0

I asked this on https://answers.microsoft.com/en-us/msoffice/forum/all/how-to-read-utf8-data-output-from-curl-in/30f111f3-7f81-469e-824c-926fdbbed7d9?messageId=546fe3b8-09f7-4846-862e-0c7bf51d1e68 and it was suggested that I ask here.

I use cURL to access the Microsoft Translate API in MacOS VBA. I pass in JSON , I get back the result with accented characters just fine IF I output to a file by adding -o "file.txt". So cURL is working correctly.

But If I use a pipe using the usual popen / fread / pclose I get mojibake returned in the data. A ü becomes two characters (square-root, degree)
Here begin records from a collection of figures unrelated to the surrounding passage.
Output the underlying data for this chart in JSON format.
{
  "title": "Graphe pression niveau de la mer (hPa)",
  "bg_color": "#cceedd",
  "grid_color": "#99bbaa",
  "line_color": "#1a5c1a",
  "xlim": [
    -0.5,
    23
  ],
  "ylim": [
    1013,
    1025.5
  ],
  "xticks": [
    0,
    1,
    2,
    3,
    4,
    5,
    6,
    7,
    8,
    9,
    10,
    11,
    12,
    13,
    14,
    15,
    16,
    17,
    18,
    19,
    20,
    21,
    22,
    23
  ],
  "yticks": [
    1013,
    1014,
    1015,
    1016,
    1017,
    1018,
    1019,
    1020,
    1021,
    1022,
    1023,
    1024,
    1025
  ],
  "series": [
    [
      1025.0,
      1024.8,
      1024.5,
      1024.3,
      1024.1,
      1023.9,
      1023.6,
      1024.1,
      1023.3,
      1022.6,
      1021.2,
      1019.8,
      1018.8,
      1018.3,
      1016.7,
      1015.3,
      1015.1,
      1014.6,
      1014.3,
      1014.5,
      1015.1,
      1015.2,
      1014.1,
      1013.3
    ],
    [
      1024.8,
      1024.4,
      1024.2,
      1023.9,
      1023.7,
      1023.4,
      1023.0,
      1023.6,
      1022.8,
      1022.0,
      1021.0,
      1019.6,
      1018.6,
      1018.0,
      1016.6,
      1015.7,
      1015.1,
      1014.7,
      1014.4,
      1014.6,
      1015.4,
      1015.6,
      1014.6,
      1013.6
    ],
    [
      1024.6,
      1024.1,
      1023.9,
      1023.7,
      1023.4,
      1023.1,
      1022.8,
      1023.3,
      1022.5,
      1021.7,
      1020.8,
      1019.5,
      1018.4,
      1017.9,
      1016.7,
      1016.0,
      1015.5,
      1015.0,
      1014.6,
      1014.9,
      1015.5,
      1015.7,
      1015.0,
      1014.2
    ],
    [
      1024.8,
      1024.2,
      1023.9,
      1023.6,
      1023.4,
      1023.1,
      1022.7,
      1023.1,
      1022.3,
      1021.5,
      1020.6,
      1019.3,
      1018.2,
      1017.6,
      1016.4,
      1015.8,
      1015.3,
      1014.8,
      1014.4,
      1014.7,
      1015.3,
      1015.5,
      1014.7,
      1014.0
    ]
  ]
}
Is there a way of returning the utf-8 output through a pipe unmangled?

sysmod
  • 463
  • 3
  • 11
  • VBA probably enforces some Microsoft-chosen "good default" (i.e. hopelessly wrong); see if you can convince it to use UTF-8 with an explicit keyword argument or configuration call. – tripleee May 27 '22 at 11:58
  • Yes: do not use UTF-8 but instead UTF-16 for pipes, just like using the WinAPI's *W() functions to use UTF-16 instead of ASCII. Or stop outsourcing HTTP downloads to cURL when [VBA could do it directly](https://stackoverflow.com/q/17877389/4299358). – AmigoJack May 31 '22 at 07:06
  • @AmigoJack Mac VBA does not support Windows libraries like Microsoft.XMLHTTP. Sorry, I should have said that explicitly at first. I've edited my question ... and posted the answer. – sysmod May 31 '22 at 08:41

1 Answers1

0

The solution: run CURL with MacScript with "do shell script ...command...>". That correctly returns the output of the command as a UTF-8 string.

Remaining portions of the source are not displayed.